O Balanced Scorecard completou mais de trinta anos de uso corporativo e mantém uma presença notável entre as ferramentas de gestão estratégica mais adotadas globalmente. Nesse período, acumulou implementações bem-sucedidas e, em proporção ainda mais expressiva, implementações que produziram sistemas de medição sofisticados sem impacto real na direção estratégica das organizações. A explicação convencional para esses fracassos costuma recair em problemas de implementação: falta de comprometimento da liderança, indicadores mal escolhidos, ausência de cascateamento para os níveis operacionais. Essa explicação não está errada, mas é superficial. O problema mais profundo está nas premissas filosóficas que sustentam a ferramenta e nas implicações que essas premissas têm para o que uma organização pode e não pode fazer com ela.

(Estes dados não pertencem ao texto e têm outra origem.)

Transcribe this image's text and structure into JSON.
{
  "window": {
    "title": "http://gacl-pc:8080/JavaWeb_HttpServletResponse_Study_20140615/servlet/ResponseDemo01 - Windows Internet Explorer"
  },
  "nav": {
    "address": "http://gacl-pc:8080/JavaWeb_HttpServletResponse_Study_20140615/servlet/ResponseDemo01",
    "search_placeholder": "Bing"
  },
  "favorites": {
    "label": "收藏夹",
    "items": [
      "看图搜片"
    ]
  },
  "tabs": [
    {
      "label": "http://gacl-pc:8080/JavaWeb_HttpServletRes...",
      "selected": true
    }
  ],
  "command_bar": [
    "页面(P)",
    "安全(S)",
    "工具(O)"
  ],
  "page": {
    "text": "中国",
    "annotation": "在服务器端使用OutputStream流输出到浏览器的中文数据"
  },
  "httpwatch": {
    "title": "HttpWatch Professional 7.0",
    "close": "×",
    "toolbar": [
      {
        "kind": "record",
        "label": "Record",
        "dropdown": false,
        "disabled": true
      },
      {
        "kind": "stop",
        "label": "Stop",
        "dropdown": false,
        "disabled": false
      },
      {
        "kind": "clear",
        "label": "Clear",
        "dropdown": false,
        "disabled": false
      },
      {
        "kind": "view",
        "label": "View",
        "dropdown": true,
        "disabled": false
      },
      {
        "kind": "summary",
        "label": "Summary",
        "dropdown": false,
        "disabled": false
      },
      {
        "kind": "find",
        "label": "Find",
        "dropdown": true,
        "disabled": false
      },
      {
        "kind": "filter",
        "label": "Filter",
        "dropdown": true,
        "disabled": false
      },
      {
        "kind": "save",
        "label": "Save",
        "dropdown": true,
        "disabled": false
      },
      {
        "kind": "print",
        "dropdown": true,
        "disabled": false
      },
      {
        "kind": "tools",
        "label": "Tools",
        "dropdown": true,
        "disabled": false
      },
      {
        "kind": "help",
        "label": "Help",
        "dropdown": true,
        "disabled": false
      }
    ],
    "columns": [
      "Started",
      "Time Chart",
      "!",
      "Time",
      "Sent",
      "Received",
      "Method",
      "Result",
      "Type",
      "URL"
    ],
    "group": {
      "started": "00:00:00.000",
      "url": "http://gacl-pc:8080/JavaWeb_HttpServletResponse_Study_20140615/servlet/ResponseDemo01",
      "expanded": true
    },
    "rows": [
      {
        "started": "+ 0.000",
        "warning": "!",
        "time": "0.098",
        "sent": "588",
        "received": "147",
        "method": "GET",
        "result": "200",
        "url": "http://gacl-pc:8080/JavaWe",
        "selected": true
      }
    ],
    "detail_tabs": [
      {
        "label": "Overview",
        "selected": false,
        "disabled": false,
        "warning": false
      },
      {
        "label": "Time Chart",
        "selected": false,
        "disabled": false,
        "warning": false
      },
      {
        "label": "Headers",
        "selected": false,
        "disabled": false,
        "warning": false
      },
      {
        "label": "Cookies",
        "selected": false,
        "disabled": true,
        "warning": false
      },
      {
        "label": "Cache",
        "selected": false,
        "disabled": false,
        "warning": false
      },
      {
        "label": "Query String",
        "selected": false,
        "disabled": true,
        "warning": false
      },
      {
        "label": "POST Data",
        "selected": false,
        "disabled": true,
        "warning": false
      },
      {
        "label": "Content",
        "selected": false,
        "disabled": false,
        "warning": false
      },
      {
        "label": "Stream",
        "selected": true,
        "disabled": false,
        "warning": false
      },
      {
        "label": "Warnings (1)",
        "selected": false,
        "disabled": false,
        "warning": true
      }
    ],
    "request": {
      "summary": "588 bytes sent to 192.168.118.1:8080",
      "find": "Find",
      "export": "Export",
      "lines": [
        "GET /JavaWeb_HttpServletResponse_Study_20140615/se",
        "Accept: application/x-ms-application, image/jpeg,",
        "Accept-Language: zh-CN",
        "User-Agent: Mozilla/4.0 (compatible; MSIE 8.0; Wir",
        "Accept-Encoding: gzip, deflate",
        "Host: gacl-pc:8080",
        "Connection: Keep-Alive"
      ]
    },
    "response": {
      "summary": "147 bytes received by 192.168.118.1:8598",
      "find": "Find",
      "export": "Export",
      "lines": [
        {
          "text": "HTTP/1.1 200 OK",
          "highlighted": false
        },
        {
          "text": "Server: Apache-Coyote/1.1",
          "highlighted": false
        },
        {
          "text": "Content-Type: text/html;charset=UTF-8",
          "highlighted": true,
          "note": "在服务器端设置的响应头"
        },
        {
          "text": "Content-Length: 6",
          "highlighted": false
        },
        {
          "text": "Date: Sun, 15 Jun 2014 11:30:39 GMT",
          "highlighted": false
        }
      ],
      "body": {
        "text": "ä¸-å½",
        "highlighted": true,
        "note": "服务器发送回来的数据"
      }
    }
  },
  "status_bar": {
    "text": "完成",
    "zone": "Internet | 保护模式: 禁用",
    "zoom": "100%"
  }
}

A base epistemológica do Balanced Scorecard
Kaplan e Norton desenvolveram o BSC no início dos anos 1990 como resposta a um problema bem documentado na literatura de gestão: empresas que gerenciavam estratégia exclusivamente por indicadores financeiros tomavam decisões de curto prazo que destruíam capacidade competitiva de longo prazo. A solução proposta foi ampliar o campo de visão para quatro perspectivas, financeira, clientes, processos internos e aprendizado e crescimento, conectadas por uma cadeia de causalidade explícita representada no mapa estratégico. A lógica subjacente é que organizações criam valor através de uma sequência previsível: desenvolvimento de competências e capacidades melhora processos internos, processos melhores produzem experiência superior para clientes e essa experiência se traduz em resultado financeiro sustentável.

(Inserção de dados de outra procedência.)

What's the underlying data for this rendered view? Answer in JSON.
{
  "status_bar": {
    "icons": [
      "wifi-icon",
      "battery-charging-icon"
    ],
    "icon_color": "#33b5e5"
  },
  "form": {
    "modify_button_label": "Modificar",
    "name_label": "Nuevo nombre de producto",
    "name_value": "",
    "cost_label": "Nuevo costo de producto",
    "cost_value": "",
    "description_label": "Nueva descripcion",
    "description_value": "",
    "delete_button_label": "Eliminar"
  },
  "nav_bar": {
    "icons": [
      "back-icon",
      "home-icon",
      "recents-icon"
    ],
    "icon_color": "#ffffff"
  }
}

A premissa filosófica que sustenta essa construção é positivista no sentido estrito: existe uma realidade estratégica que pode ser descrita com precisão suficiente para que objetivos sejam definidos, indicadores sejam escolhidos e desempenho seja medido contra padrões externos. A causalidade entre as perspectivas é tratada como uma relação que existe no ambiente e pode ser identificada pela análise correta. A função da liderança é, portanto, diagnóstica e prescritiva: identificar essas relações de causalidade, traduzi-las em objetivos mensuráveis e garantir que a organização execute conforme o plano estabelecido. O controle estratégico, nessa perspectiva, não apenas é possível como é o objetivo central da gestão. O BSC é o instrumento que o viabiliza.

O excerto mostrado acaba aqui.